Le président indonésien Susilo Bambang Yudhoyono a dit qu’il savait que le problème pourrait se poser et que le gouvernement allait adopter une nouvelle règlementation prévoyant des incitations financières pour les médecins et les autres personnels de santé. En outre, le montant de la prime payée pour les pauvres augmenterait progressivement.

« Une évaluation sera réalisée au bout de trois mois et [une seconde au bout de] six mois afin d’en garantir une meilleure mise en œuvre », a dit le président de l’association.

Le JKN prévoit que les médecins et les dentistes qui travaillent dans les cliniques publiques (Pukesmas) soient payés en fonction de la « capitation » : cela veut dire que les fournisseurs de soins de santé reçoivent une somme fixe pour chaque personne enregistrée qui leur est adressée pour une période de temps donnée (un mois en général), qu’elle se fasse soigner ou non.

Conformément au programme, les médecins et les établissements de soins de santé primaires, publics et privés, devront soigner toutes les personnes qui leur sont adressées, que les patients viennent pour se faire soigner ou non.

Cependant, selon M. Abidin, le montant perçu par un fournisseur de soins primaires ou un médecin de famille pour chaque patient enregistré qui leur est adressé – 8 000 roupies, soit 0,68 dollars – n’est pas suffisamment élevé.

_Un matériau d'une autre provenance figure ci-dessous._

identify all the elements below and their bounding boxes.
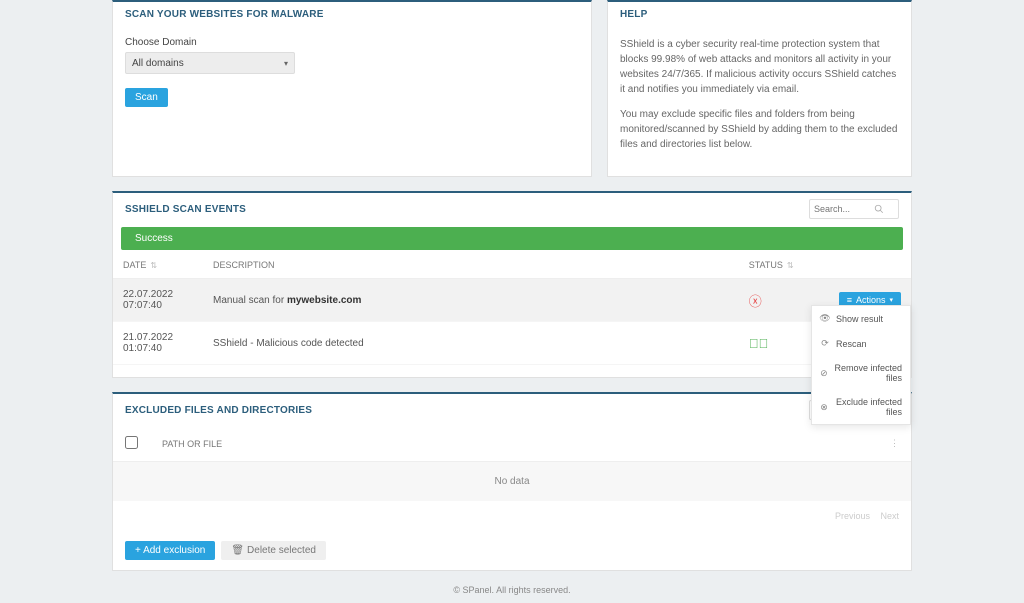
col-status[interactable]: STATUS (749, 260, 783, 270)
col-date[interactable]: DATE (123, 260, 146, 270)
eye-icon: 👁 (820, 313, 830, 324)
events-search[interactable] (809, 199, 899, 219)
trash-icon: 🗑 (231, 545, 244, 556)
caret-down-icon: ▾ (284, 59, 288, 68)
scan-panel-title: SCAN YOUR WEBSITES FOR MALWARE (113, 2, 591, 27)
help-text-2: You may exclude specific files and folde… (620, 107, 899, 152)
actions-dropdown: 👁 Show result ⟳ Rescan ⊘ Remove infected… (811, 305, 911, 425)
col-path[interactable]: PATH OR FILE (162, 439, 222, 449)
add-exclusion-button[interactable]: + Add exclusion (125, 541, 215, 560)
prev-page[interactable]: Previous (835, 511, 870, 521)
remove-icon: ⊘ (820, 368, 828, 379)
next-page[interactable]: Next (880, 511, 899, 521)
events-title: SSHIELD SCAN EVENTS (125, 204, 246, 215)
caret-down-icon: ▾ (889, 296, 893, 304)
list-icon: ≡ (847, 295, 852, 305)
delete-selected-button[interactable]: 🗑Delete selected (221, 541, 326, 560)
excluded-table: PATH OR FILE ⋮ (113, 426, 911, 462)
success-banner: Success (121, 227, 903, 250)
pagination: Previous Next (113, 501, 911, 531)
footer-text: © SPanel. All rights reserved. (112, 571, 912, 603)
help-panel: HELP SShield is a cyber security real-ti… (607, 0, 912, 177)
dropdown-exclude[interactable]: ⊗ Exclude infected files (812, 390, 910, 424)
events-table: DATE⇅ DESCRIPTION STATUS⇅ 22.07.2022 07:… (113, 252, 911, 365)
exclude-icon: ⊗ (820, 402, 828, 413)
dropdown-show-result[interactable]: 👁 Show result (812, 306, 910, 331)
status-ok-icon: ✓⃝ (749, 336, 769, 351)
cell-date: 22.07.2022 07:07:40 (113, 279, 203, 322)
sort-icon: ⇅ (783, 261, 794, 270)
events-search-input[interactable] (814, 204, 874, 214)
domain-select-value: All domains (132, 58, 184, 69)
col-actions-placeholder: ⋮ (878, 426, 911, 462)
domain-select[interactable]: All domains ▾ (125, 52, 295, 74)
select-all-checkbox[interactable] (125, 436, 138, 449)
excluded-panel: EXCLUDED FILES AND DIRECTORIES PATH OR F… (112, 392, 912, 571)
cell-desc: SShield - Malicious code detected (203, 322, 739, 365)
scan-panel: SCAN YOUR WEBSITES FOR MALWARE Choose Do… (112, 0, 592, 177)
scan-button[interactable]: Scan (125, 88, 168, 107)
cell-date: 21.07.2022 01:07:40 (113, 322, 203, 365)
cell-desc: Manual scan for mywebsite.com (203, 279, 739, 322)
nodata-text: No data (113, 462, 911, 501)
search-icon (874, 204, 884, 214)
dropdown-rescan[interactable]: ⟳ Rescan (812, 331, 910, 356)
refresh-icon: ⟳ (820, 338, 830, 349)
table-row: 21.07.2022 01:07:40 SShield - Malicious … (113, 322, 911, 365)
excluded-title: EXCLUDED FILES AND DIRECTORIES (125, 405, 312, 416)
help-text-1: SShield is a cyber security real-time pr… (620, 37, 899, 97)
help-panel-title: HELP (608, 2, 911, 27)
table-row: 22.07.2022 07:07:40 Manual scan for mywe… (113, 279, 911, 322)
choose-domain-label: Choose Domain (125, 37, 579, 48)
status-fail-icon: ⓧ (749, 294, 762, 309)
scan-events-panel: SSHIELD SCAN EVENTS Success DATE⇅ DESCRI… (112, 191, 912, 378)
dropdown-remove[interactable]: ⊘ Remove infected files (812, 356, 910, 390)
sort-icon: ⇅ (146, 261, 157, 270)
col-desc[interactable]: DESCRIPTION (213, 260, 275, 270)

Par exemple, les cliniques publiques et privées et les médecins de famille recevront chaque mois un acompte de 40 millions de roupies (3 328 dollars) pour 5 000 citoyens enregistrés, quelle que soit la somme dépensée pour soigner ces patients, et quels que soient les services offerts.

Selon un article de 2013 rédigé par le Nossal Institute for Global Health australien, la mise en place d’une couverture médicale universelle en Indonésie pouvait entraîner des inégalités.

L’expérience tirée du précédent système de santé national, Jamkesmas, avait montré que, si une couverture complète de base était offerte aux pauvres, certains patients avaient toujours des difficultés à accéder à des services et devaient parfois acheter les médicaments non disponibles dans les établissements de santé, particulièrement dans les zones rurales.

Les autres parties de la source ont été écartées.